花了十秒理解并接受了自己跳跃十年时光这件事,千打量着周围有些变化的建筑。
因为是直接十年的我与「我」对调,所以所处位置发生了改变了吗
并没有多少探索这个世界的欲望,千一边感受着自己体内力量潮汐变化,一边整理自己的衣服。
「大小姐」
千微微睁大了眼睛,抬起了头。
她转向来人的方向。
啊,是这样啊,原来是这样啊
瞬间她就明白了。
「世界线」发生了分叉,而分叉点是
这个世界「你」好好活下来了啊。
因缘巧合不,这是命运推动的必然,因为世界察觉了她的心底的愿望。
这个孩子
吉川千绿色的眼底容纳进来人的身形。
和荻夜生的很像,却拥有截然不同的表情。
长大了的模样是这样的呢。
似有所察,来人一把抓住了千的手掌,对着这个露出了如幻影般的笑容的女性,来人开口急道,那既是担心时间不够,又是无可避免的情绪波动,同样拥有分析之右眼的她也一下子就明白了发生在这名女性身上的事,无论是那记忆里的更为年轻的身形,还是身上缠绕的血雾,以及眼底的沉默。
在时间即将进入倒数的时候,她说道:
「无论是哪个的我,都希望大小姐您能好好的活着,这是我选择死亡也要达成的心愿,即使是死亡也不会更改的事」
海风再度穿过耳畔的时候,眺望着远方的浑浊海面,垂下眼的千似乎笑了一下。
g:高了
太宰:“千子比中也这不是高了至少5厘米啊,这不是完全没长个嘛。

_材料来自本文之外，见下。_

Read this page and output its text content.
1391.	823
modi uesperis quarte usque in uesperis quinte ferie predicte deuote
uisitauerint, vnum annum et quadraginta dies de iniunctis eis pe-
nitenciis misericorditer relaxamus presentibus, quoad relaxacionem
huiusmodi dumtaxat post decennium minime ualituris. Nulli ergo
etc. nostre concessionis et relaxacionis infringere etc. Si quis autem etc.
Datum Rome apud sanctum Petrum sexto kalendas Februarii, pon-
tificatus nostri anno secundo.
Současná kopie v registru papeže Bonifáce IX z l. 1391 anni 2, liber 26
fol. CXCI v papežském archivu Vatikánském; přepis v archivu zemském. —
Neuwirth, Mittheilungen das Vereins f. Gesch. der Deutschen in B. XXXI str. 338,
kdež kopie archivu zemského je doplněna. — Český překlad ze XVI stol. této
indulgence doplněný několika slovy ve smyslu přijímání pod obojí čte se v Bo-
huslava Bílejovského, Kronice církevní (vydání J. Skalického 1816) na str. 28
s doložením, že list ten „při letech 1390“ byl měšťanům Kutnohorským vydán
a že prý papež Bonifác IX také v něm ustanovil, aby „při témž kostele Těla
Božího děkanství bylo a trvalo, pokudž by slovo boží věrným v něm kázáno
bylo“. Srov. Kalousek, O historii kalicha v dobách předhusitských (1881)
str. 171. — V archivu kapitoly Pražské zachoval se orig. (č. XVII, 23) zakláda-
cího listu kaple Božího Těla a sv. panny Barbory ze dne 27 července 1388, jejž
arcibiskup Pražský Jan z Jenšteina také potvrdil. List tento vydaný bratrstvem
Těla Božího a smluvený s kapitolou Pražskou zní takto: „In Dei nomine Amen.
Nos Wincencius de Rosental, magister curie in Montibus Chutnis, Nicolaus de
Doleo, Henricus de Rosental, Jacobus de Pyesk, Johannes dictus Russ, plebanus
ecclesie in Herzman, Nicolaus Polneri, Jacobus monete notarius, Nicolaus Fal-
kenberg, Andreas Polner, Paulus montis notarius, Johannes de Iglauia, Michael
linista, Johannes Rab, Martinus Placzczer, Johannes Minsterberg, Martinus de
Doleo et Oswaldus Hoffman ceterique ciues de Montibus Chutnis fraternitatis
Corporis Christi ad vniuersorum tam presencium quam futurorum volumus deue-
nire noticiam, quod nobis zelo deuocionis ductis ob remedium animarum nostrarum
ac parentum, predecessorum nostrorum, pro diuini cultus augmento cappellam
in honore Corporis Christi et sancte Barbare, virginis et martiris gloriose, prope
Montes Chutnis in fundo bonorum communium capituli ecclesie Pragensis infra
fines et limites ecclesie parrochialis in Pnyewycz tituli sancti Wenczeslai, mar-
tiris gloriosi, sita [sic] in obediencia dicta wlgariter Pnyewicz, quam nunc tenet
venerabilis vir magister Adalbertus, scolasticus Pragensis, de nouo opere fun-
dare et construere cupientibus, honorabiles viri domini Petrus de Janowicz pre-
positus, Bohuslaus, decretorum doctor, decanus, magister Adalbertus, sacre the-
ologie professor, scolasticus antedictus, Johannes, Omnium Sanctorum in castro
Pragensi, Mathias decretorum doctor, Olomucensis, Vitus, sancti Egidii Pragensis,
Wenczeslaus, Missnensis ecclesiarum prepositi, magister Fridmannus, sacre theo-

”
中原中也:“是「才」3厘米啊”
原先按着手机的千此时也抬起头来,显然对他们这没什么营养的对话表示不甚理解。
h:和菓子
洋风菓子和传统菓子都有各自的魅力,让人欲罢不能。
吉川千的花销至少有一半是花在甜食上了,这还只是她自己吃的份,不怪乎后来她会蛀牙。
而且,总觉得她身上有淡淡的甜味。
脸也是摸上去也像是半雪菓子的皮,滑滑的,那是混了求肥和糯米粉的一种白色点心,有类似入口即化的口感,染上食用色素后还能捏出各种季节的花。
菓子与花啊,确实都是些让人想起吉川千的词来的。
栗蒸羊羹,故乡饼还是柚子馒头吗原来如此,真是艰难的选择。
在点心屋的橱窗里纠结了许久,千还没做好决定。
啊她都忘了,现在不用被人管着了。
而且,这算是给别人的礼物,可谓是正当理由。
不过是不是应该买种花家的点心呢这样才比较符合要拜访的人的口味吧,牡丹饼或是丹皮酥之类的。
啊当然,这不是还想再买的理由,不仅仅是。
i:哀彻
此词源于徘句。
在龙头黑帮战争之前,中原中也加入黑帮之后的这段时期,实际上港口黑帮里还发生过小规模的内乱,那些联合了外境势力的,上任首领的某些旧部正是为了清理他们,森鸥外一手推动了这次内乱的发展,自然有能力将这内乱控制到不失控的程度。
既然boss都不着急,千自然也不着急。
甚至很有余裕的翻着书,在安静的读着。
大落地窗的窗帘被拉开,月光便散落了进来,今夜是满月,所以黄色的月轮异常耀眼。
骚乱是发生在事务所大楼里,所以偶尔的地板下会传来嗡嗡的响动,偶尔椅子都会轻轻晃动一下。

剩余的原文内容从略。